Zaman gazetesi, 17 Nisan’da manşetten verdiği haberde AB’ye karşı soğuk duran kuruluşların projeler üreterek Birlik’in fonlarından yararlandığını ortaya koymuştu. Haberde AB fonlarından yararlanan Birlik karşıtları arasında ulusalcı kimliğiyle tanınan ve bünyesinde AB karşıtı emekli paşaların bulunduğu Çağdaş Eğitim Vakfı, ulusalcı grupları barındıran Çağdaş Yaşamı Destekleme Derneği, Türkiye Devrimci Maden Arama ve İşletme İşçileri Sendikası, Pir Sultan Abdal Kültür Derneği ve İstanbul Toplumsal Ekoloji Platformu’nun olduğu belirtilmişti.
AB yanlısı kuruluşlar, ‘Karşı olmamıza rağmen maddi desteğe mecburuz’ diyen STK’ların riyakar davrandığını söylüyor. TESEV Başkanı Can Paker, Türkiye’de AB lobiciliği yapan en önemli kuruluş olmalarına rağmen Birlik’ten fon almakta zorlandıklarını söylüyor. Paker, “AB karşıtlarının para almasıyla ancak alay edebiliriz. Avrupa’ya ve dünyaya açılmalarına ve AB ile daha yakın temasa geçmelerine vesile olacak diyebiliriz. Ama yapılan riyakarlık.” diye konuştu. AB karşıtlarıyla siyasi olarak hiçbir ortak politikaları olmadığının altını çizen Paker, “Başörtüsünü müdafaa edeyim bunlar gelecek mi? Kıbrıs’ta Annan Planı’nı savunduk onlar ‘hayır’ dedi.” diyor.
AB tarafından verilen fonların amacı dışında kullanıldığını dile getiren Prof. Dr. Haluk Günuğur, “O fonlar Türk toplumunu, Türk sivil toplumunu, iş hayatını, AB müzakere sürecine hazırlık amaçlı kullanılması için veriliyor. Bu şekilde AB karşıtları tarafından fon alınmasına hiçbir anlam veremiyorum. Etik değil.” diye konuştu.
Durumu ikiyüzlülük olarak değerlendiren Prof. Dr. Eser Karakaş, “Açık açık karşısındayız demiyorlar.
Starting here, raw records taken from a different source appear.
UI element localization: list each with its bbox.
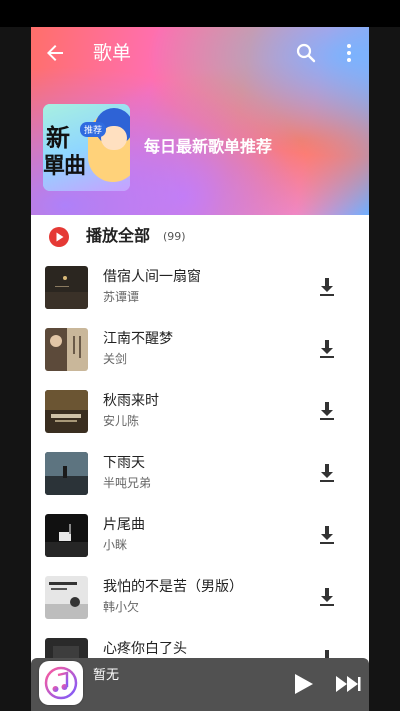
fast-forward-icon[interactable] bbox=[335, 674, 361, 694]
song-artist: 韩小欠 bbox=[103, 600, 140, 614]
music-app-icon bbox=[39, 661, 83, 705]
song-artist: 安儿陈 bbox=[103, 414, 140, 428]
song-count: (99) bbox=[163, 230, 186, 243]
app-header: 歌单 bbox=[31, 27, 369, 79]
playlist-headline: 每日最新歌单推荐 bbox=[144, 137, 273, 156]
song-row[interactable]: 江南不醒梦 关剑 bbox=[31, 323, 369, 385]
song-row[interactable]: 下雨天 半吨兄弟 bbox=[31, 447, 369, 509]
now-playing-text: 暂无 bbox=[93, 668, 120, 683]
song-row[interactable]: 秋雨来时 安儿陈 bbox=[31, 385, 369, 447]
song-title: 秋雨来时 bbox=[103, 393, 159, 409]
playlist-hero: 歌单 新 單曲 推荐 每日最新歌单推荐 bbox=[31, 27, 369, 215]
status-bar bbox=[0, 0, 400, 27]
song-row[interactable]: 我怕的不是苦（男版） 韩小欠 bbox=[31, 571, 369, 633]
play-all-label[interactable]: 播放全部 bbox=[86, 225, 150, 247]
download-icon[interactable] bbox=[317, 524, 337, 546]
back-arrow-icon[interactable] bbox=[43, 41, 67, 65]
playlist-cover-image: 新 單曲 推荐 bbox=[43, 104, 130, 191]
song-title: 片尾曲 bbox=[103, 517, 145, 533]
play-circle-icon[interactable] bbox=[49, 227, 69, 247]
song-cover-thumb bbox=[45, 328, 88, 371]
play-icon[interactable] bbox=[291, 672, 315, 696]
song-artist: 半吨兄弟 bbox=[103, 476, 152, 490]
song-cover-thumb bbox=[45, 576, 88, 619]
cover-text-line2: 單曲 bbox=[43, 154, 86, 179]
search-icon[interactable] bbox=[294, 41, 318, 65]
more-vertical-icon[interactable] bbox=[337, 41, 361, 65]
song-title: 借宿人间一扇窗 bbox=[103, 269, 201, 285]
song-cover-thumb bbox=[45, 266, 88, 309]
song-cover-thumb bbox=[45, 514, 88, 557]
mini-player[interactable]: 暂无 bbox=[31, 658, 369, 711]
download-icon[interactable] bbox=[317, 338, 337, 360]
song-cover-thumb bbox=[45, 452, 88, 495]
page-title: 歌单 bbox=[93, 42, 132, 64]
download-icon[interactable] bbox=[317, 462, 337, 484]
song-title: 心疼你白了头 bbox=[103, 641, 187, 657]
download-icon[interactable] bbox=[317, 586, 337, 608]
song-artist: 关剑 bbox=[103, 352, 128, 366]
song-cover-thumb bbox=[45, 390, 88, 433]
play-all-bar[interactable]: 播放全部 (99) bbox=[31, 215, 369, 261]
song-artist: 小眯 bbox=[103, 538, 128, 552]
song-artist: 苏谭谭 bbox=[103, 290, 140, 304]
download-icon[interactable] bbox=[317, 276, 337, 298]
song-title: 下雨天 bbox=[103, 455, 145, 471]
song-row[interactable]: 片尾曲 小眯 bbox=[31, 509, 369, 571]
app-screen: 歌单 新 單曲 推荐 每日最新歌单推荐 播放全部 (99) 借宿人间一扇窗 苏谭… bbox=[31, 27, 369, 711]
song-row[interactable]: 借宿人间一扇窗 苏谭谭 bbox=[31, 261, 369, 323]
song-title: 江南不醒梦 bbox=[103, 331, 173, 347]
download-icon[interactable] bbox=[317, 400, 337, 422]
song-title: 我怕的不是苦（男版） bbox=[103, 579, 243, 595]
cover-tag: 推荐 bbox=[80, 122, 107, 137]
AB’yi istiyoruz; ama ifade özgürlüğü biraz sınırlı olsun, idam kalkmasın, sivil-asker ilişkileri Türkiye’ye özgü olsun falan diyorlar. AB’yi bir bütün olarak kabul etmek gerekir.” diyor. AB karşıtlarının Birlik’ten fon almasını ‘ahlaksızlık’ olarak niteleyen gazeteci-yazar Cengiz Çandar, şöyle konuştu: “AB’den fon almakta hiçbir sakınca görmüyorum. Fakat buna karşı çıkıyorsanız, ondan yararlanıyorsanız, burada tutarlılık ve samimiyet sorunu var demektir.”
AB’den alınan fonların STK’ların kendi görüşlerini değiştirebileceğini belirten Prof. Dr. İlter Turan, “STK maddi destek aldığı kaynağın esiri olmamalı.” diyor. AB’nin bilerek kendisine karşı olan kuruluşlara fon verdiğini iddia eden Yard. Doç. Armağan Emre Çakır, “AB, düşünce olarak kendisine karşı olanlara fon verdiğinin farkında. Tabii ki bir hesabı var. Sivil yapılanmayı destekliyor. AB’nin, karşıtlarına para vererek yanına çekmeye çalışması inandırıcı değil; ancak uzun vadede bu gerçekleşebilir.” şeklinde konuştu.